Can I continue voting as an overseas elector for longer than six years?
If you’re deadset on voting in Australian Federal Elections but your six years as an overseas elector is almost up, you can always write an email to the Divisional Returning Officer, asking for a year’s extension. Each extension request must be filed at least three months before your previous registration is due to expire. It goes without saying that your request should be processed much quicker if there isn’t an election looming on the horizon. Email your request to email@example.com.
How do I check if I am already enrolled to vote in Australia?
Go to the Check my Enrolment page and fill in your details as they would have appeared the last time you voted in an Australian election. That means including your previous street name, suburb, and postcode. You’ll notice that as you start typing in the suburb and street name sections, a popup box will give you suggestions. Choose the correct listing from the dropdown, because when I tried to just type it in myself, my enrollment wasn’t found. If your enrollment isn’t found on your first search, try adding or removing your middle name.
If your enrollment is found, the subsequent page will list your name, last enrolled address, and the local, state, and federal districts you are eligible to vote in.
How do I vote in Australian Federal Elections while living overseas?
If you have already Registered as an overseas elector, you probably also ticked the box to become a postal voter (question 9). This means that you’ll have the ballots mailed to your nominated overseas address, up to a week in advance of the Federal Election. If you didn’t do that, there is always the option of visiting an Australian Consulate in your country and voting there.
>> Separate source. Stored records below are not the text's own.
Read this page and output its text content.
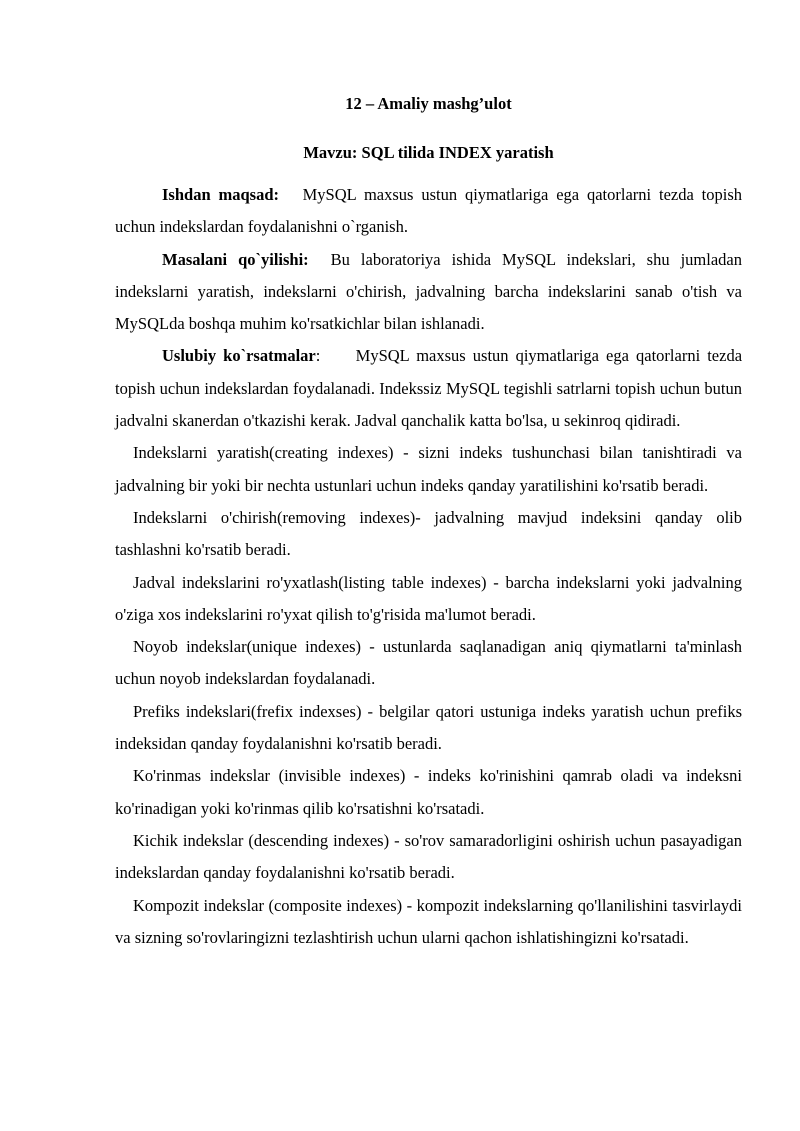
12 – Amaliy mashg’ulot

Mavzu: SQL tilida INDEX yaratish

Ishdan maqsad: MySQL maxsus ustun qiymatlariga ega qatorlarni tezda topish uchun indekslardan foydalanishni o`rganish.

Masalani qo`yilishi: Bu laboratoriya ishida MySQL indekslari, shu jumladan indekslarni yaratish, indekslarni o'chirish, jadvalning barcha indekslarini sanab o'tish va MySQLda boshqa muhim ko'rsatkichlar bilan ishlanadi.

Uslubiy ko`rsatmalar: MySQL maxsus ustun qiymatlariga ega qatorlarni tezda topish uchun indekslardan foydalanadi. Indekssiz MySQL tegishli satrlarni topish uchun butun jadvalni skanerdan o'tkazishi kerak. Jadval qanchalik katta bo'lsa, u sekinroq qidiradi.

Indekslarni yaratish(creating indexes) - sizni indeks tushunchasi bilan tanishtiradi va jadvalning bir yoki bir nechta ustunlari uchun indeks qanday yaratilishini ko'rsatib beradi.

Indekslarni o'chirish(removing indexes)- jadvalning mavjud indeksini qanday olib tashlashni ko'rsatib beradi.

Jadval indekslarini ro'yxatlash(listing table indexes) - barcha indekslarni yoki jadvalning o'ziga xos indekslarini ro'yxat qilish to'g'risida ma'lumot beradi.

Noyob indekslar(unique indexes) - ustunlarda saqlanadigan aniq qiymatlarni ta'minlash uchun noyob indekslardan foydalanadi.

Prefiks indekslari(frefix indexses) - belgilar qatori ustuniga indeks yaratish uchun prefiks indeksidan qanday foydalanishni ko'rsatib beradi.

Ko'rinmas indekslar (invisible indexes) - indeks ko'rinishini qamrab oladi va indeksni ko'rinadigan yoki ko'rinmas qilib ko'rsatishni ko'rsatadi.

Kichik indekslar (descending indexes) - so'rov samaradorligini oshirish uchun pasayadigan indekslardan qanday foydalanishni ko'rsatib beradi.

Kompozit indekslar (composite indexes) - kompozit indekslarning qo'llanilishini tasvirlaydi va sizning so'rovlaringizni tezlashtirish uchun ularni qachon ishlatishingizni ko'rsatadi.
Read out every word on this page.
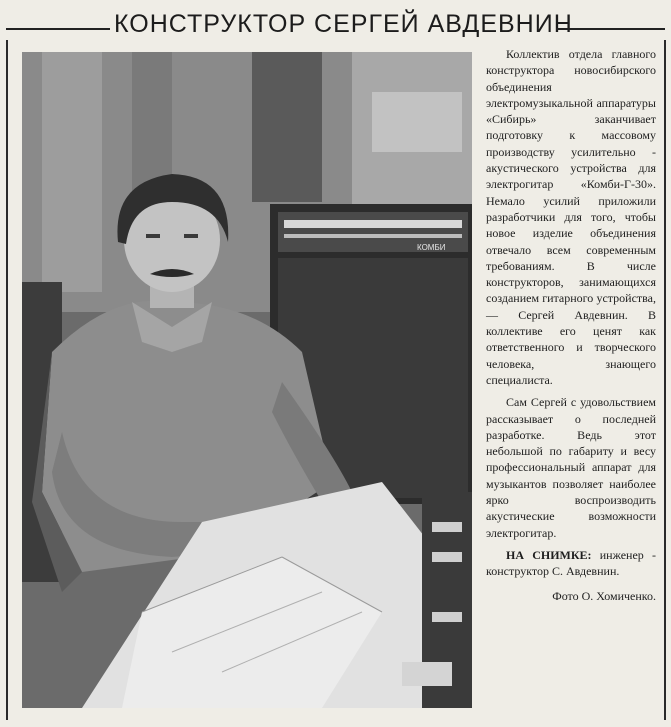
КОНСТРУКТОР СЕРГЕЙ АВДЕВНИН
КОМБИ

Коллектив отдела главного конструктора новосибирского объединения электромузыкальной аппаратуры «Сибирь» заканчивает подготовку к массовому производству усилительно - акустического устройства для электрогитар «Комби-Г-30». Немало усилий приложили разработчики для того, чтобы новое изделие объединения отвечало всем современным требованиям. В числе конструкторов, занимающихся созданием гитарного устройства,— Сергей Авдевнин. В коллективе его ценят как ответственного и творческого человека, знающего специалиста.

Сам Сергей с удовольствием рассказывает о последней разработке. Ведь этот небольшой по габариту и весу профессиональный аппарат для музыкантов позволяет наиболее ярко воспроизводить акустические возможности электрогитар.

НА СНИМКЕ: инженер - конструктор С. Авдевнин.

Фото О. Хомиченко.
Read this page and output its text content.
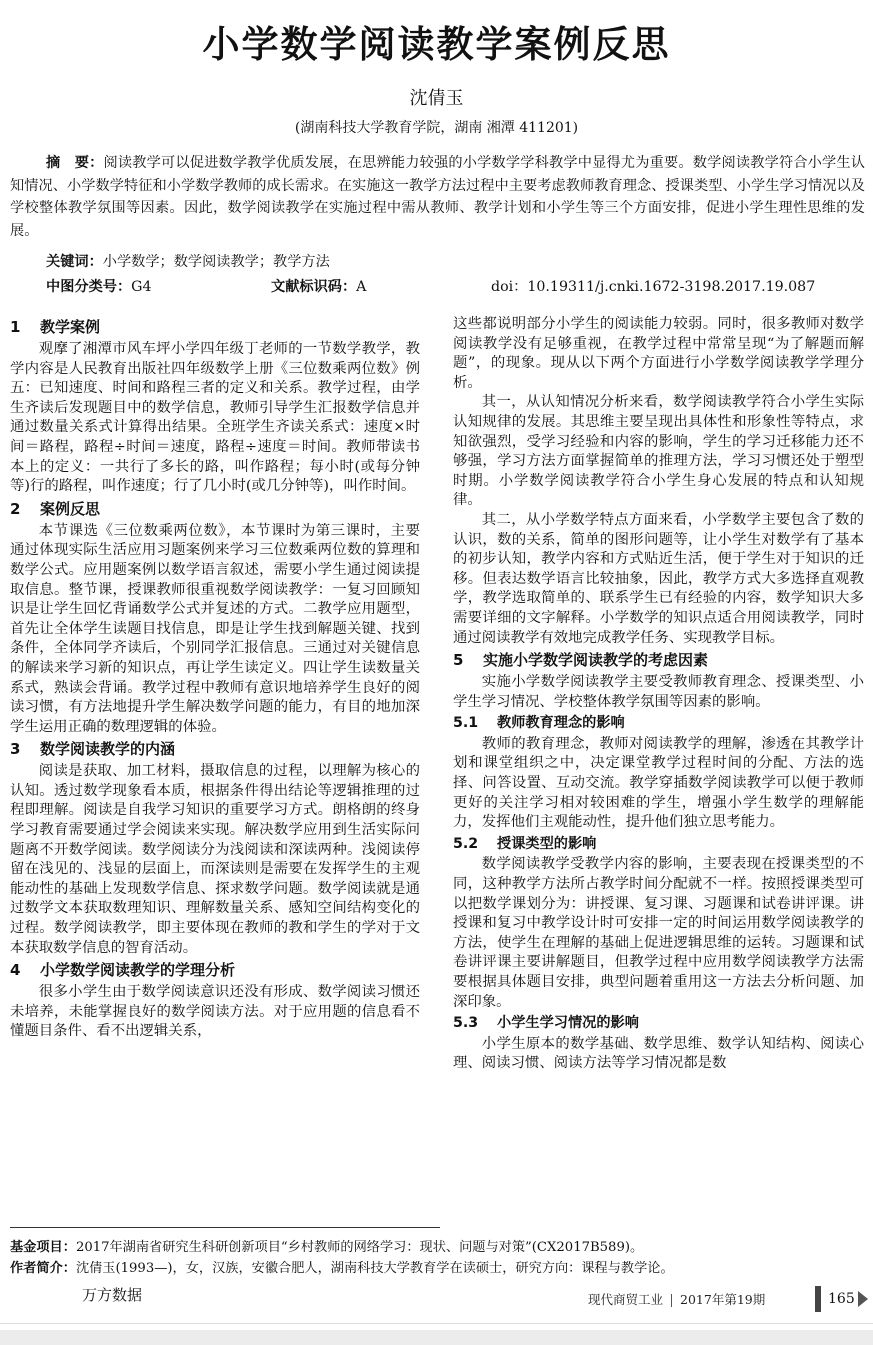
小学数学阅读教学案例反思
沈倩玉
(湖南科技大学教育学院，湖南 湘潭 411201)
摘　要：阅读教学可以促进数学教学优质发展，在思辨能力较强的小学数学学科教学中显得尤为重要。数学阅读教学符合小学生认知情况、小学数学特征和小学数学教师的成长需求。在实施这一教学方法过程中主要考虑教师教育理念、授课类型、小学生学习情况以及学校整体教学氛围等因素。因此，数学阅读教学在实施过程中需从教师、教学计划和小学生等三个方面安排，促进小学生理性思维的发展。
关键词：小学数学；数学阅读教学；教学方法
中图分类号：G4	文献标识码：A	doi：10.19311/j.cnki.1672-3198.2017.19.087
1 教学案例

观摩了湘潭市风车坪小学四年级丁老师的一节数学教学，教学内容是人民教育出版社四年级数学上册《三位数乘两位数》例五：已知速度、时间和路程三者的定义和关系。教学过程，由学生齐读后发现题目中的数学信息，教师引导学生汇报数学信息并通过数量关系式计算得出结果。全班学生齐读关系式：速度×时间＝路程，路程÷时间＝速度，路程÷速度＝时间。教师带读书本上的定义：一共行了多长的路，叫作路程；每小时(或每分钟等)行的路程，叫作速度；行了几小时(或几分钟等)，叫作时间。

2 案例反思

本节课选《三位数乘两位数》，本节课时为第三课时，主要通过体现实际生活应用习题案例来学习三位数乘两位数的算理和数学公式。应用题案例以数学语言叙述，需要小学生通过阅读提取信息。整节课，授课教师很重视数学阅读教学：一复习回顾知识是让学生回忆背诵数学公式并复述的方式。二教学应用题型，首先让全体学生读题目找信息，即是让学生找到解题关键、找到条件，全体同学齐读后，个别同学汇报信息。三通过对关键信息的解读来学习新的知识点，再让学生读定义。四让学生读数量关系式，熟读会背诵。教学过程中教师有意识地培养学生良好的阅读习惯，有方法地提升学生解决数学问题的能力，有目的地加深学生运用正确的数理逻辑的体验。

3 数学阅读教学的内涵

阅读是获取、加工材料，摄取信息的过程，以理解为核心的认知。透过数学现象看本质，根据条件得出结论等逻辑推理的过程即理解。阅读是自我学习知识的重要学习方式。朗格朗的终身学习教育需要通过学会阅读来实现。解决数学应用到生活实际问题离不开数学阅读。数学阅读分为浅阅读和深读两种。浅阅读停留在浅见的、浅显的层面上，而深读则是需要在发挥学生的主观能动性的基础上发现数学信息、探求数学问题。数学阅读就是通过数学文本获取数理知识、理解数量关系、感知空间结构变化的过程。数学阅读教学，即主要体现在教师的教和学生的学对于文本获取数学信息的智育活动。

4 小学数学阅读教学的学理分析

很多小学生由于数学阅读意识还没有形成、数学阅读习惯还未培养，未能掌握良好的数学阅读方法。对于应用题的信息看不懂题目条件、看不出逻辑关系，

这些都说明部分小学生的阅读能力较弱。同时，很多教师对数学阅读教学没有足够重视，在教学过程中常常呈现“为了解题而解题”，的现象。现从以下两个方面进行小学数学阅读教学学理分析。

其一，从认知情况分析来看，数学阅读教学符合小学生实际认知规律的发展。其思维主要呈现出具体性和形象性等特点，求知欲强烈，受学习经验和内容的影响，学生的学习迁移能力还不够强，学习方法方面掌握简单的推理方法，学习习惯还处于塑型时期。小学数学阅读教学符合小学生身心发展的特点和认知规律。

其二，从小学数学特点方面来看，小学数学主要包含了数的认识，数的关系，简单的图形问题等，让小学生对数学有了基本的初步认知，教学内容和方式贴近生活，便于学生对于知识的迁移。但表达数学语言比较抽象，因此，教学方式大多选择直观教学，教学选取简单的、联系学生已有经验的内容，数学知识大多需要详细的文字解释。小学数学的知识点适合用阅读教学，同时通过阅读教学有效地完成教学任务、实现教学目标。

5 实施小学数学阅读教学的考虑因素

实施小学数学阅读教学主要受教师教育理念、授课类型、小学生学习情况、学校整体教学氛围等因素的影响。

5.1 教师教育理念的影响

教师的教育理念，教师对阅读教学的理解，渗透在其教学计划和课堂组织之中，决定课堂教学过程时间的分配、方法的选择、问答设置、互动交流。教学穿插数学阅读教学可以便于教师更好的关注学习相对较困难的学生，增强小学生数学的理解能力，发挥他们主观能动性，提升他们独立思考能力。

5.2 授课类型的影响

数学阅读教学受教学内容的影响，主要表现在授课类型的不同，这种教学方法所占教学时间分配就不一样。按照授课类型可以把数学课划分为：讲授课、复习课、习题课和试卷讲评课。讲授课和复习中教学设计时可安排一定的时间运用数学阅读教学的方法，使学生在理解的基础上促进逻辑思维的运转。习题课和试卷讲评课主要讲解题目，但教学过程中应用数学阅读教学方法需要根据具体题目安排，典型问题着重用这一方法去分析问题、加深印象。

5.3 小学生学习情况的影响

小学生原本的数学基础、数学思维、数学认知结构、阅读心理、阅读习惯、阅读方法等学习情况都是数

基金项目：2017年湖南省研究生科研创新项目“乡村教师的网络学习：现状、问题与对策”(CX2017B589)。
作者简介：沈倩玉(1993—)，女，汉族，安徽合肥人，湖南科技大学教育学在读硕士，研究方向：课程与教学论。
万方数据	现代商贸工业 2017年第19期	165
Please call or email the consulates first to check when they will be accepting votes.
Otherwise, fill out the postal voter application form (only available after an election has been called) from the AEC website. It is your responsibility to ensure that you are registered as a postal voter and have supplied your overseas address to the AEC.
Is it compulsory to vote when I’m overseas?
The short answer is no. Voting isn’t compulsory if you’re out of the country during a federal election. But keep in mind that you may return from a stint abroad to find that your registration and electoral enrolment were cancelled while you were away. To stop this from happening you should register as an overseas voter and continue to send in postal votes while you’re outside of the country.
What if I’m moving overseas indefinitely and don’t want to vote?
If you’re not quite sure if you’ll be returning to Australia, you can apply to have your name removed from the electoral roll altogther for a certain period of time, or indefinitely. This options means you won’t be able to vote in elections held while you are residing overseas. When or if you return to Australia to live, you will need to re-enrol to vote, after you have held a residential address for a month.
What if my child turned 18 overseas and wants to vote in Australia?
They can use this form to enrol to vote for the first time, as long as one of their parents is registered as an overseas elector. The stipulations for a new voter apart from parents being enrolled to vote from overseas (or in Australia), is that they are Australian citizens who have not been enrolled to vote previously, did not turn 18 until after they moved away from Australia, and intend to return to Australia to live within six years of their 18th birthday.
If eligible, new voters can enrol using this form.